Open GoogleCodeExporter opened 9 years ago
Thank you for the detailed bug report. Based on the files
image_optimze_error.txt and Pages1-7.psom.pdf you have uploaded I could figure
what's going wrong. I'm almost sure that I've identitied an easy-to-fix bug in
your jbig2.exe. Once you fix the bug, recompile jbig2.exe, and rerun
pdfsizeopt, it will be fine.
On Windows it's possible to open files in either ASCII or binary mode. ASCII is
the default; you can have binary by passing ...|O_BINARY to the 2nd argument of
open(), or passing a string containing "b" (e.g. "rb" instead of "r"; "wb"
instead of "w") to the 2nd argument of fopen(), or calling setmode(1, O_BINARY)
to put stdout to binary mode. If a file is opened in ASCII mode, than all
writes (e.g. write(...), putchar(...), fwrite(...), fprintf(...)) of "\n" (10)
actually write "\r\n" (13, 10) to the file.
In our case, jbig2.exe writes the JBIG2-compressed image to its stdout, e.g.
see the line
info: executing image optimizer jbig2: jbig2 -p pso.conv-3.sam2p-pr.png
>pso.conv-3.jbig2
in the image_optimze_error.txt you have uploaded. The bug is that jbig2.exe
writes to stdout in ASCII mode, but binary mode would be correct.

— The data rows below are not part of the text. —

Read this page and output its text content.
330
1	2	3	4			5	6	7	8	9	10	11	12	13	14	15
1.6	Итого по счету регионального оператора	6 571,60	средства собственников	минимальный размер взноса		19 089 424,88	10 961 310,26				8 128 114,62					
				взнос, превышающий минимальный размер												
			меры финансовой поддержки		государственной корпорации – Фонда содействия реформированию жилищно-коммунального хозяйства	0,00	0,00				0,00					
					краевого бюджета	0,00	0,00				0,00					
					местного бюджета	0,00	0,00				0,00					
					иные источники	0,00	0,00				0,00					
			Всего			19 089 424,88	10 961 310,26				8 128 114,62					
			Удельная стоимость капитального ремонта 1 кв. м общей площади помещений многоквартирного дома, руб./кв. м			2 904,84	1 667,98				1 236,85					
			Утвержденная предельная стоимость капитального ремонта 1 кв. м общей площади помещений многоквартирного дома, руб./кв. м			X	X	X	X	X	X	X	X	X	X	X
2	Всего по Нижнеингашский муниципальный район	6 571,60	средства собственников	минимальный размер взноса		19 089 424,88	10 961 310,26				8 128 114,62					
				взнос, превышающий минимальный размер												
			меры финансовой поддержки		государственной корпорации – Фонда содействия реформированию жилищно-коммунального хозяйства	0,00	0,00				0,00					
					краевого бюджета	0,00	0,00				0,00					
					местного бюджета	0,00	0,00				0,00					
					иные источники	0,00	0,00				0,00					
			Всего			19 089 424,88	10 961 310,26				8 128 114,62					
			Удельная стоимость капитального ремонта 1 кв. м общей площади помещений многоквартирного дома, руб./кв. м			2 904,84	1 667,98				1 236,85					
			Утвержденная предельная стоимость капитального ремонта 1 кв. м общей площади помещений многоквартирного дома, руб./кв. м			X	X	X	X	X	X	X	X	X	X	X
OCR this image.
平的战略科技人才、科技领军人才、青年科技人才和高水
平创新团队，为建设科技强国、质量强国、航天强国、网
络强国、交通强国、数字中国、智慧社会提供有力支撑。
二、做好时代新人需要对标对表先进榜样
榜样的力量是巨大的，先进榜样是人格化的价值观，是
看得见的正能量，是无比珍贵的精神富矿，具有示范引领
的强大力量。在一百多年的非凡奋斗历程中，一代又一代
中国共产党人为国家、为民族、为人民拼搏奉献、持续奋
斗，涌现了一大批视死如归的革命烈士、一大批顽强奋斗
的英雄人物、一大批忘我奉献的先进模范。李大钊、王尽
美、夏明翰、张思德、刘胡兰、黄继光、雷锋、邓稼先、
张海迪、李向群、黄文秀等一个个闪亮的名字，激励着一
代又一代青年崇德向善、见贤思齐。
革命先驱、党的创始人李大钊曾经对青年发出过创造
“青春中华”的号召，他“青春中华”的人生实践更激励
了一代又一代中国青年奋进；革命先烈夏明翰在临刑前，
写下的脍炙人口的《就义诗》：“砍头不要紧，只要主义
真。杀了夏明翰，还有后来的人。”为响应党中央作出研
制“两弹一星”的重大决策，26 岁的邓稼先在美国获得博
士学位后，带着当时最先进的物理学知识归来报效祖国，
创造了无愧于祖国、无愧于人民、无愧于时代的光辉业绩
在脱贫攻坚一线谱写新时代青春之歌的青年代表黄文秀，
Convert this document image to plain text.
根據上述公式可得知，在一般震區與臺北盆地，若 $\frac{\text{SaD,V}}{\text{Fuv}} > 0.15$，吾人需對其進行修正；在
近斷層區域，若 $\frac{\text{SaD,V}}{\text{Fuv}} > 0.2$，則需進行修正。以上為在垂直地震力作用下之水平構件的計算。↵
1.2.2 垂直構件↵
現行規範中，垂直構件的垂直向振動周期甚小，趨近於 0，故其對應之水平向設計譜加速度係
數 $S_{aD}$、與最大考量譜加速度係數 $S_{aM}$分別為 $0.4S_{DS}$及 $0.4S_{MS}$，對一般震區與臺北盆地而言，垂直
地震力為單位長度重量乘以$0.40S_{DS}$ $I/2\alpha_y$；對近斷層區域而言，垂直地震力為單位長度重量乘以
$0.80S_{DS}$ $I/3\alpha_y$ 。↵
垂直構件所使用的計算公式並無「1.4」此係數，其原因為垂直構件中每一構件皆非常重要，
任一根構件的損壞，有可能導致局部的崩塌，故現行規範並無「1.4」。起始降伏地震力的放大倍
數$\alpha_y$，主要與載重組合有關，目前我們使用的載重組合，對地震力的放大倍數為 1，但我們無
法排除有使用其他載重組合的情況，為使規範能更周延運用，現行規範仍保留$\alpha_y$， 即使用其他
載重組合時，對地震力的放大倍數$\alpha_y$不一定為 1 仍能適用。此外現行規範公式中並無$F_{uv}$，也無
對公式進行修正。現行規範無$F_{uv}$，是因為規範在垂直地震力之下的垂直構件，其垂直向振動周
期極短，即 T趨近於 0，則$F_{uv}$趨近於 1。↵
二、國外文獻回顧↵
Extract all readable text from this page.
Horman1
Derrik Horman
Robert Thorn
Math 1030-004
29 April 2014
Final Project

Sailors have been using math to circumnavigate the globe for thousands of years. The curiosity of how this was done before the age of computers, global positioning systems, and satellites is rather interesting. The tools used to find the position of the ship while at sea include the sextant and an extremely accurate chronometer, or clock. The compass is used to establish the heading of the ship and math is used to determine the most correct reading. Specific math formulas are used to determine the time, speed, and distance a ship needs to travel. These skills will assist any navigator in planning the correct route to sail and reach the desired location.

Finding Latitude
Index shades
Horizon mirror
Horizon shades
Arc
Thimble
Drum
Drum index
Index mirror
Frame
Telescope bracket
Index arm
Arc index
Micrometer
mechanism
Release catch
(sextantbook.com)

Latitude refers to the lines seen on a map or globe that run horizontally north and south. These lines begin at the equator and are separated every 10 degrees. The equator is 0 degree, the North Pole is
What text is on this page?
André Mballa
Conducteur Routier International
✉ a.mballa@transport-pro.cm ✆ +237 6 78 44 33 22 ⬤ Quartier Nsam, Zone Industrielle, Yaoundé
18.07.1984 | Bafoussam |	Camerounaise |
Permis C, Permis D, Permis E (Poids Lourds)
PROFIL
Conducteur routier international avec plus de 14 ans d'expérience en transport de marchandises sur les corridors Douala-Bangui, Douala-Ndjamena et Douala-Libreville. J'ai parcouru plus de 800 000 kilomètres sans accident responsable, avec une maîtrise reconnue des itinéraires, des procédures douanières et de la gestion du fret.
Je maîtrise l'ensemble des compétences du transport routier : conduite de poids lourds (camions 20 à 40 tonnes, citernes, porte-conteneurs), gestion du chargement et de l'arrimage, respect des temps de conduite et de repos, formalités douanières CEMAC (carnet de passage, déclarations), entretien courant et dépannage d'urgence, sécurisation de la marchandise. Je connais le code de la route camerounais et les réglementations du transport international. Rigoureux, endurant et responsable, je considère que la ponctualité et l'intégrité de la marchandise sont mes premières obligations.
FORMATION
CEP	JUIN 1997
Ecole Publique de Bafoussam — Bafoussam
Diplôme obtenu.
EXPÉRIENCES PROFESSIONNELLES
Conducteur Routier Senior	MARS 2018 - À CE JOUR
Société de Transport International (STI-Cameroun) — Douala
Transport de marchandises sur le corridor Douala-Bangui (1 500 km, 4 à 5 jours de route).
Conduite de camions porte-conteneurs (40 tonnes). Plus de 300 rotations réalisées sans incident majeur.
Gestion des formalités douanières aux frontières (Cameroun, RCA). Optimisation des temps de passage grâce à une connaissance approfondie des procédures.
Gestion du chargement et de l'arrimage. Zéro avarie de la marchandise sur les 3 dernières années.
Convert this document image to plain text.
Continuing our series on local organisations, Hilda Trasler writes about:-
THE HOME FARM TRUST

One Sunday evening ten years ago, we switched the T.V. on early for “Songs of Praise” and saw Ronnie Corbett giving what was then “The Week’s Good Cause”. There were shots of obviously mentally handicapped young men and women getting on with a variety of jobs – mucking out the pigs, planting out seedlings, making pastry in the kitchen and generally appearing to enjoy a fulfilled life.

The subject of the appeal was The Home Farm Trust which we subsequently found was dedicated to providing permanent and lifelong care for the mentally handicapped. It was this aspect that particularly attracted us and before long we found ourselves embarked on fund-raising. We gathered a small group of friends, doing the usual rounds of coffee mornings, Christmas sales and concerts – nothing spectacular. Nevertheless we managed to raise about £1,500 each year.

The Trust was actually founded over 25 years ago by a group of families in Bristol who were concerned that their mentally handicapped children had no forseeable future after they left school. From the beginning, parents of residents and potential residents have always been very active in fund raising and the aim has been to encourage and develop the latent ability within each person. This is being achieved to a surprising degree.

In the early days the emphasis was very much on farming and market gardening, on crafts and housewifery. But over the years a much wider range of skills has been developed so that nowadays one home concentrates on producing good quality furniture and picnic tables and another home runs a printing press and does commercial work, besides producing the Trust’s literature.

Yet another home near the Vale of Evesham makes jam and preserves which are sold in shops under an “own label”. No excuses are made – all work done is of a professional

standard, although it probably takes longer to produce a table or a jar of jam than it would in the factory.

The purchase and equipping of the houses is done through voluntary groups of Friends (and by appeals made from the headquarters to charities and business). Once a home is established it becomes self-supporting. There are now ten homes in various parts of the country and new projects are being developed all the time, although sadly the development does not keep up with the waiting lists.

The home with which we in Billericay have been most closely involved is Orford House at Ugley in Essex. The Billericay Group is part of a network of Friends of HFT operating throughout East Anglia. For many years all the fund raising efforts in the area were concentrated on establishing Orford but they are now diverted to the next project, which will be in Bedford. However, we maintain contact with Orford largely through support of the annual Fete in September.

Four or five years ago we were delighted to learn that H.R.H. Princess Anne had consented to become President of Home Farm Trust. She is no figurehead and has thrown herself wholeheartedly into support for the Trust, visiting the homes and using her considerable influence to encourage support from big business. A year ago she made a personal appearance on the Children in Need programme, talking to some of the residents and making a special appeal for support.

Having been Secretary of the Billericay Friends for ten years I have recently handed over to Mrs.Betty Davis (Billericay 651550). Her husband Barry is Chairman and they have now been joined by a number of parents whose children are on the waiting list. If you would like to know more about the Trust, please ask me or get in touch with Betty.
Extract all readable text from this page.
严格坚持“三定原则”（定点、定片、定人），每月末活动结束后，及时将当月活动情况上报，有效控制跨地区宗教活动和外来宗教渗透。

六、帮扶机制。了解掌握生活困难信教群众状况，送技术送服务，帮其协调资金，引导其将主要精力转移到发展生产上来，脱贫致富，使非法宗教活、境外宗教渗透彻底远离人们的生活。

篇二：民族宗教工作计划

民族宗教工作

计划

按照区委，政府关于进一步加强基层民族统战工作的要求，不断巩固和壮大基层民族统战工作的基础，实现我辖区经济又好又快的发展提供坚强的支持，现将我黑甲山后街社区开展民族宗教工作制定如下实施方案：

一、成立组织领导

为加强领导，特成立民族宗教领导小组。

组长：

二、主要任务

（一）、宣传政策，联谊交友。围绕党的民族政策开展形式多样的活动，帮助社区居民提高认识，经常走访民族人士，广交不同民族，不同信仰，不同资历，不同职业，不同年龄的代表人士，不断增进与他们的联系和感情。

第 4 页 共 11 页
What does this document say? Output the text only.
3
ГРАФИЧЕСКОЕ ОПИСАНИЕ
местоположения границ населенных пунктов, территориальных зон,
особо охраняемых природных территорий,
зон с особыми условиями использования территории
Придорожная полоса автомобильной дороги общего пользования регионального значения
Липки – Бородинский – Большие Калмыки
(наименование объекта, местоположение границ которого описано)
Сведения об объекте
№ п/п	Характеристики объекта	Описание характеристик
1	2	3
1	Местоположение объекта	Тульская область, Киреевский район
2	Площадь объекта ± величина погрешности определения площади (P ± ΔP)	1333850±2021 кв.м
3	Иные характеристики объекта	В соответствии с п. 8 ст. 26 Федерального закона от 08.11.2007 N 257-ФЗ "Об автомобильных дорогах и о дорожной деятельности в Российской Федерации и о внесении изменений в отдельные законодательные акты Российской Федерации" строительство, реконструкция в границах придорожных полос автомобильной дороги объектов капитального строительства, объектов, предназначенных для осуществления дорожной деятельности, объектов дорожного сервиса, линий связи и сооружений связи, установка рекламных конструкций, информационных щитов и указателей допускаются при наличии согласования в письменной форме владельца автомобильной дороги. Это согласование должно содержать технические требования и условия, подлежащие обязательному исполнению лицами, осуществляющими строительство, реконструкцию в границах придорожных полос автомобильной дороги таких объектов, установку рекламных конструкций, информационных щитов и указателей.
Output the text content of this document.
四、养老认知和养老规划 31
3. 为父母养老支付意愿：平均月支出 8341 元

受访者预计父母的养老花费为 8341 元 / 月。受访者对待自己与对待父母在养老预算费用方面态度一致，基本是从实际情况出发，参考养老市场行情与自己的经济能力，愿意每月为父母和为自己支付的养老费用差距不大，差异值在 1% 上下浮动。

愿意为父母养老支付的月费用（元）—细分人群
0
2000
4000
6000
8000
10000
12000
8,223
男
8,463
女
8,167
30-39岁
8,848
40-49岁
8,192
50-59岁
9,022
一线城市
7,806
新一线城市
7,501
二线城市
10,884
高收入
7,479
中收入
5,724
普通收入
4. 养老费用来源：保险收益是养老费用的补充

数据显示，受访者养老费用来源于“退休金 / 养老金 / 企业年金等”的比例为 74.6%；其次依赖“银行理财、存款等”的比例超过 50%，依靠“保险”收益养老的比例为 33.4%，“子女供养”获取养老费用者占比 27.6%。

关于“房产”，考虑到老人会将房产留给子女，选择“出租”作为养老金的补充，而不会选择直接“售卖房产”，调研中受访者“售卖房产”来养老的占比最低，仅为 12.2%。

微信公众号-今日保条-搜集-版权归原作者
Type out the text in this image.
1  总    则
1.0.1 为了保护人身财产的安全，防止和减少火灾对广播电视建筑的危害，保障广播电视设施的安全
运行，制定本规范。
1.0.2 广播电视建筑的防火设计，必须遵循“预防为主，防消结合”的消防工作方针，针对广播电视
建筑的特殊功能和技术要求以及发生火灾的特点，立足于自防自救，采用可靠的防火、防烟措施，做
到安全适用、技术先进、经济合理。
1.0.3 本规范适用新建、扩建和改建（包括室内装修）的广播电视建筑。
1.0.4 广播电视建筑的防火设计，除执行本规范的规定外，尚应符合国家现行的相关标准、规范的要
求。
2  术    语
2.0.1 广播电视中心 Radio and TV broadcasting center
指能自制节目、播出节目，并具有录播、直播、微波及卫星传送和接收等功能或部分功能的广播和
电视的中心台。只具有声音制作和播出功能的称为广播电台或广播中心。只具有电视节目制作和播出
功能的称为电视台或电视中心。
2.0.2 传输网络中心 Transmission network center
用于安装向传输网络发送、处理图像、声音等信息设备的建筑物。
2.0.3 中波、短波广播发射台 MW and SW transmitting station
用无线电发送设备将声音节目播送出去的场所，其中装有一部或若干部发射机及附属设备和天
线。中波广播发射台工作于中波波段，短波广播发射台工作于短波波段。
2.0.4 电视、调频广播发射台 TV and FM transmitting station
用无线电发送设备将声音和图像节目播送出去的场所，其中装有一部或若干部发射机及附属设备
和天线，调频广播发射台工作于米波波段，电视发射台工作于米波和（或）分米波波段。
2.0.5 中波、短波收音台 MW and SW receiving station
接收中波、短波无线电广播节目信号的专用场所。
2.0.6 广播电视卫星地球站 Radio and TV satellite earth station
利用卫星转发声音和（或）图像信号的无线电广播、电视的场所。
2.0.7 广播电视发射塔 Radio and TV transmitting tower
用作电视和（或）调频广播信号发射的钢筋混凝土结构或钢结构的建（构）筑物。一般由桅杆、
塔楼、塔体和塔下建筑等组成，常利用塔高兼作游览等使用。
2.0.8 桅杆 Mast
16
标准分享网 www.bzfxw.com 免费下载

It's easy to
fix: please add setmode(1, O_BINARY) to the beginning of the main() function of
jbig2.exe , recomplie jbig2.exe, and rerun the optimization like this:
$ pdfsizeopt.py --use-pngout=no Pages1-7.pdf
Now Pages1-7.psom.pdf should be correct, and the JBIG2 file should be a few
bytes shorter, as indicated on the console output. Old, incorrect:
info: optimized image XObject 3 file_name=pso.conv-3.jbig2 size=2109 (58%)
methods=jbig2:2109,#orig:3637,pngout:6793,sam2p_np:7011,sam2p_pr:8586,gs:11056
New, correct:
info: optimized image XObject 3 file_name=pso.conv-3.jbig2 size=2102 (58%)
methods=jbig2:2102,#orig:3637,sam2p_np:7011,sam2p_pr:8586,gs:11050
(Please note the difference between 2019 and 2012 bytes.)
If this O_BINARY change doesn't fix the problem, then please upload the entire
directory (containing the pso.* temporary files) ZIPped as an attachment to
this issue. Also include the recompiled jbig2.exe you use, and the console
output of pdfsizeopt.
To illustrate my point, I've modified a few bytes of Pages-1.7.psop.pdf : I've
removed the 7 extra \r characters (and added some padding after the obj the
make the file size the same). This effectively fixed the image of page 2. So if
you make jbig2.exe not emit the \r characters, most probably the whole PDF
would be fixed.
If you manage to fix jbig2.exe, please upload it as an attachment to this
issue, so others would also benefit.
Original comment by pts...@gmail.com
on 26 Jun 2012 at 9:10
Attachments:
That fixed it. Thanks for all your help!!!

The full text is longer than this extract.